Há cerca de uma semana, nas redes sociais, foi veiculado um trecho de uma apresentação de um humorista de palco. "Piadas para família" era o tema que conduzia a apresentação. Um jovem, com olhar e semblante próprios de um profissional da área, daqueles que, por si só provocam risos, sentado numa poltrona e destacado por um holofote, olha para o público e inicia suas palavras dizendo "A Escola em Suzano". Ouve-se, então, risos e gargalhadas da plateia.
A apresentação, pelo que pude entender, não ocorreu na região e, portanto, as pessoas que assistiam não podiam imaginar outra coisa senão comentários hilários, talvez, da rotina de uma escola qualquer. Foi o entendimento que preferi construir para afastar o incomodo inicial da reação pública.
Segue o humorista, o qual passa a citar um assunto que, ao contrário do título da apresentação, em nada tinha de conteúdo familiar, revelando um "humor ácido". Fez, então, menção ao atentado na escola, que todos sabemos, Raul Brasil, atribuindo a responsabilidade dos fatos às crianças por terem aceitado "balas" de estranhos e que, lá, na escola, levavam a sério a brincadeira de "vivo ou morto".

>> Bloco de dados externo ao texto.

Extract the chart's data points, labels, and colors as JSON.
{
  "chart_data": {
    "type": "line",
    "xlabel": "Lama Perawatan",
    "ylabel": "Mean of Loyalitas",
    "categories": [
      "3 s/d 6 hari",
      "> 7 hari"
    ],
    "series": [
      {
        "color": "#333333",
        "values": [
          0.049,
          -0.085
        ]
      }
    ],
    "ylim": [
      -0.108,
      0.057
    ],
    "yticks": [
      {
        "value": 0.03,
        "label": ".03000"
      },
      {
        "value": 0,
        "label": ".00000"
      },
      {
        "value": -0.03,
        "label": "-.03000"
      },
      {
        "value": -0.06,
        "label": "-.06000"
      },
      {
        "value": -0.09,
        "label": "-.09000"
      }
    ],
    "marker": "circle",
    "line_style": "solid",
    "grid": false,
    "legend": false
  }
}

As "balas" a que fez referência, são aquelas que foram disparadas pelos criminosos e que, além de ferir várias pessoas, entre alunos e funcionários, ceifou a vida de cinco adolescentes e três adultos. Uma tragédia que abalou o país e que ainda assombra os sobreviventes, familiares e moradores da cidade. Considerações infelizes, semelhantes a tantas outras advindas do mesmo segmento e que faz emergir as discussões sobre os limites do humor.

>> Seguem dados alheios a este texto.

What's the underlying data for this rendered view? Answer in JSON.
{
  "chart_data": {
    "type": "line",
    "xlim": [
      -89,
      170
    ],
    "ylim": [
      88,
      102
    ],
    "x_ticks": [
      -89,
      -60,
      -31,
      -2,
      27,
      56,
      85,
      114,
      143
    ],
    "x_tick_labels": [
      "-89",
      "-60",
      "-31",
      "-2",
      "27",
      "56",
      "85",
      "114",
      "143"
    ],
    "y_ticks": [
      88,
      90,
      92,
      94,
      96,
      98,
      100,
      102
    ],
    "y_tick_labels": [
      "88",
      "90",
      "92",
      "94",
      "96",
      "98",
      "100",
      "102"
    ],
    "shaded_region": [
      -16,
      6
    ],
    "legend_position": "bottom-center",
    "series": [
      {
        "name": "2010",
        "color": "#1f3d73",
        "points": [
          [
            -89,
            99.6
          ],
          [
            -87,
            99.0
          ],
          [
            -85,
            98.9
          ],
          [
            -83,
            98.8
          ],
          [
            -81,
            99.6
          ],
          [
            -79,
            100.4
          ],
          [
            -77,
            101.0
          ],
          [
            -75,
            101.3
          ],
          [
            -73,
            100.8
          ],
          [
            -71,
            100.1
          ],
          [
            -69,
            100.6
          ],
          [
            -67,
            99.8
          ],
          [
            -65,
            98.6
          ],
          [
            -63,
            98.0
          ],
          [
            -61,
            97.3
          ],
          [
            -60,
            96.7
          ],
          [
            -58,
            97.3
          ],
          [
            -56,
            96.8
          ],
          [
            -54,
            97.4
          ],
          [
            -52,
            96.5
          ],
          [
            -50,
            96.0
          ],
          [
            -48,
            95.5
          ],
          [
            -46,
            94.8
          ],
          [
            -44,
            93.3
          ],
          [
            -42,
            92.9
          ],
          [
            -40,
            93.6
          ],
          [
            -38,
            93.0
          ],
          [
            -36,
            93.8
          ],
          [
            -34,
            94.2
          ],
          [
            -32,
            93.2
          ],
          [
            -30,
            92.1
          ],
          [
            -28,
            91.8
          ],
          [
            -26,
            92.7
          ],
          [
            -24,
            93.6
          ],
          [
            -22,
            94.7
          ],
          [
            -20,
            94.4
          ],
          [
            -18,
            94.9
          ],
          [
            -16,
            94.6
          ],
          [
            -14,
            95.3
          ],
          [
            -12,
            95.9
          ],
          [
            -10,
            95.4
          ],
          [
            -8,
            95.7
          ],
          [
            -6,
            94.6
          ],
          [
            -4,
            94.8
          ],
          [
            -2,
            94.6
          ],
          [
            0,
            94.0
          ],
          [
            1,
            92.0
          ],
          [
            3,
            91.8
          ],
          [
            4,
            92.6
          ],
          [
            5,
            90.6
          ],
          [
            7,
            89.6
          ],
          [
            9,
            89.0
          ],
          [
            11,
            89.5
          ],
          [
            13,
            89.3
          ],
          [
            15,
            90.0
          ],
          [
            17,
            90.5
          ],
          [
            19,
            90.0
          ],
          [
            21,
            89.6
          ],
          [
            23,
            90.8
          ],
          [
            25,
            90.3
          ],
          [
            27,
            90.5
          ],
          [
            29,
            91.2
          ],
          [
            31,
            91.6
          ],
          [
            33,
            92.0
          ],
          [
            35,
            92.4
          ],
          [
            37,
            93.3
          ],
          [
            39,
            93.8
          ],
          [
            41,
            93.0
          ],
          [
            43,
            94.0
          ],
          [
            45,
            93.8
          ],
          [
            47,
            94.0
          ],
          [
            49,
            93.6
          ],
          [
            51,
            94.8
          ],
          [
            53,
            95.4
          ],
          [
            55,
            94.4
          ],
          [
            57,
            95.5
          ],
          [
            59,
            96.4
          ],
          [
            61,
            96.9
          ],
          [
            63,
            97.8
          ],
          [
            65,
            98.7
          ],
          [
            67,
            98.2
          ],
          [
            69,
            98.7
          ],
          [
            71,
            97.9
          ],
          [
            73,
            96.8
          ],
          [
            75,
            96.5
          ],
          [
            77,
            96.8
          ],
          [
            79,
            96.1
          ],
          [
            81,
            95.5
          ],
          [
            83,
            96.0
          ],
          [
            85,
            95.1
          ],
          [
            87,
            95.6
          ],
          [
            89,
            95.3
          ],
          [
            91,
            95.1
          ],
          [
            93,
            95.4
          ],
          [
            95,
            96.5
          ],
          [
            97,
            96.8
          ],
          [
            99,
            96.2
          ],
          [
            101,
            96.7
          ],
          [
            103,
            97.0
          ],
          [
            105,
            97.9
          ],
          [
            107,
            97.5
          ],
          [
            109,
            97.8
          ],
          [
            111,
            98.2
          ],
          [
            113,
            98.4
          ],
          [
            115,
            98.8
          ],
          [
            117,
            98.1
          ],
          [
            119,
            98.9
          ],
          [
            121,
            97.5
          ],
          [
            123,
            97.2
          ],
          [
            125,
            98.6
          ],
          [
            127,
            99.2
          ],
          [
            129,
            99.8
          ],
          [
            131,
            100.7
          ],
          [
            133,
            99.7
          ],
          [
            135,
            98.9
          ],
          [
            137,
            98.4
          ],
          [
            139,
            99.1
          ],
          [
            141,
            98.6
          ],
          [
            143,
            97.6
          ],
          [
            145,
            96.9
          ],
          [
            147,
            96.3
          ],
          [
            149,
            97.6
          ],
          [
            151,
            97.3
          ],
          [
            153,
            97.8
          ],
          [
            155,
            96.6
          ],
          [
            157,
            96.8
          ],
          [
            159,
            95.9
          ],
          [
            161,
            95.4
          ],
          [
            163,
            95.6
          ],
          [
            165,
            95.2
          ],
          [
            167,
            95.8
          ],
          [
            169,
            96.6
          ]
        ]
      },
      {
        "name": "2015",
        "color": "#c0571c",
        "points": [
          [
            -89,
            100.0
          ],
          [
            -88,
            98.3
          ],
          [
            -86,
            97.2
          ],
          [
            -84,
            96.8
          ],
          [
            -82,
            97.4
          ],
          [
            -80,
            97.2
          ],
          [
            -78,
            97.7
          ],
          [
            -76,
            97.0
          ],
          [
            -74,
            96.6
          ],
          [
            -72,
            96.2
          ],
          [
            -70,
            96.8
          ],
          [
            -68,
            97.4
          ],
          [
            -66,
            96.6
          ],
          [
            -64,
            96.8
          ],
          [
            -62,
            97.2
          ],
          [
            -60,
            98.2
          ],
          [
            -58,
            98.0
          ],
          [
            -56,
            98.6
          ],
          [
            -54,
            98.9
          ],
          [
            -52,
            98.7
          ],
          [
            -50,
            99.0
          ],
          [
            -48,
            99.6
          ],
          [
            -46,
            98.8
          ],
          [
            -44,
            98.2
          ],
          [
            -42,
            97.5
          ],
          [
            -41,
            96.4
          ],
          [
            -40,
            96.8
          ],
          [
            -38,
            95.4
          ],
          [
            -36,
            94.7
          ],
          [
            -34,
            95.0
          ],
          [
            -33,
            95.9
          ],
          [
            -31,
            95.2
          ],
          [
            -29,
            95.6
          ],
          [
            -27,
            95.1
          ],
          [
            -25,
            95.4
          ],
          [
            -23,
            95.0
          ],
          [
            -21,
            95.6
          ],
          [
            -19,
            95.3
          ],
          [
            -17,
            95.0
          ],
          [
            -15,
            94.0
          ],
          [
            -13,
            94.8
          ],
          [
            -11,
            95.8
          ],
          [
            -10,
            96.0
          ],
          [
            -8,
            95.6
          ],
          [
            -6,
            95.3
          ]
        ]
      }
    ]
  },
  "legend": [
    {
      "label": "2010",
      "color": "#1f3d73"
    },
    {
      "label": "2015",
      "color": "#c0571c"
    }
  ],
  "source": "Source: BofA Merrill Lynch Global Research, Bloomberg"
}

Em que pese a conduta do humorista, o que também chamou a atenção, acentuando o sentimento de indignação, foi a reação do público, que, mesmo ciente de que a piada era construída em cima de um fato doloroso, com gargalhadas e aplausos, continuaram a reagir a tamanha insanidade. Os motivos, os mesmos que referendaram atrocidades no passado e, atualmente, dão força ao bullying, só os especialistas podem explicar.